In honor of National Running Day this week, let’s consider the joys of running with a canine companion. Why run with your dog? Dogs love it, they provide inspiration and motivation for you, running together offers a chance to bond with each other and it can be healthy for your dog. With a few simple precautions, running with your dog can become a favorite pastime for both of you.
- 10. See the dog doc. Just like you, your dog shouldn’t embark on any new exercise regime without a checkup first. Make sure his heart, lungs, joints are in tip-top shape and have your vet recommend a good routine for your dog to begin with, i.e., an appropriate time and distance for the beginning runner. Also, get updated on any necessary shots.

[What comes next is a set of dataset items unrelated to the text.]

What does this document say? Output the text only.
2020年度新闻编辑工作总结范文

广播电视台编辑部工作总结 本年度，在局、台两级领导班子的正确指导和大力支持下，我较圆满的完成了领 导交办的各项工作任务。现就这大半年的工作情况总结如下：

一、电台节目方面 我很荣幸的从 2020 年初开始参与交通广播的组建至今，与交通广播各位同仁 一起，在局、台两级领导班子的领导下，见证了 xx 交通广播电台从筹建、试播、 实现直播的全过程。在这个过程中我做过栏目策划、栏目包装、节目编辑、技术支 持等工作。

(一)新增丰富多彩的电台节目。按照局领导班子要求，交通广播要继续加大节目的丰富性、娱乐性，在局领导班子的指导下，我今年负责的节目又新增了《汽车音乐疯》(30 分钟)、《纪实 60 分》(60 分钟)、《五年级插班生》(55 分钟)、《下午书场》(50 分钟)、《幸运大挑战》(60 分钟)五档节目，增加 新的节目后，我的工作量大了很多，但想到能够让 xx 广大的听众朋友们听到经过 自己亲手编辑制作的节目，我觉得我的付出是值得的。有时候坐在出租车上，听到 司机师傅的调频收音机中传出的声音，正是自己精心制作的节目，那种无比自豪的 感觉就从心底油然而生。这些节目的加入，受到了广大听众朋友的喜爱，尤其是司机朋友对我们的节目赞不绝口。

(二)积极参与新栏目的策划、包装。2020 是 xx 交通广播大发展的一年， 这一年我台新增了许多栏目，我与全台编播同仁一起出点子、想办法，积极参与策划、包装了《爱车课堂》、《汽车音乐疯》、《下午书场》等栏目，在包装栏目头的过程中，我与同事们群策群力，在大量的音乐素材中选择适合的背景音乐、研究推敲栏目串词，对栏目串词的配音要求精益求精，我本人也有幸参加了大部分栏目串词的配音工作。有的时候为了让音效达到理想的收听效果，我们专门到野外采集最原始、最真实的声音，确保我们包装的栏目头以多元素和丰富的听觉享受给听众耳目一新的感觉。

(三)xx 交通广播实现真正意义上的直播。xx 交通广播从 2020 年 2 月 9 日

- 9. Be consistent. Run every day. Start short, then build up his (and your) stamina over weeks or months. Frequent, short runs are better for most dogs (and you!) than weekend warrior marathons followed by a week off.
- 8. Understand your dog. What kind of runner is he? Most dogs are sprinters, designed for short bursts rather than long distances. Some shorter-nosed breeds like pugs or bulldogs have respiratory issues which make it hard for them to run. Older dogs with arthritis or joint problems will need frequent breaks and may need to run slower or less far than they did when they were youngsters. Pay attention to your dog while you run and read his body language because he can’t speak up to tell you when it hurts. If he shows any signs of limping or discomfort, stop immediately.
- 7. Leash up! For his safety, always keep your dog on leash while running. He’s already in motion so it doesn’t take much to prompt him into the street to chase an enticing squirrel. Leash laws in Boulder require all dogs to be on leashes unless confined to their guardian’s property (in Boulder we never refer to the human as an “owner,” always a “guardian”).
- Boulder has 144 miles of Open Space & Mountain Parks trails, 90 percent of which are open to dogs and many of those are “voice and sight control” areas where an Open Space and Mountain Parks voice and sight tag allows you to run off leash on trails/parks that participate in the program. Even if you’re running in a V&SC area, it’s a good idea to stick with the leash — you’ll be able to prevent your dog from tangling with a rabid skunk. For a list of Boulder’s voice and sight trails, see this FIDOS page. FIDOS (Friends Interested in Dogs + Open Space) is an organization that promotes responsible dog guardianship while protecting natural resources of our public lands.
- 6. Get legal. Boulder law requires that your dog have a city license and must wear his license tag at all times if he’s over four months old and lives in city limits. For more info on City of Boulder animal laws click here.
- 5. Safety first. If you’re running on Open Space trails, take all the normal precautions such as having your dog wear bear bells and/or carrying a can of pepper spray. Take your cell phone with you even though coverage on the more remote mountain trails may be spotty.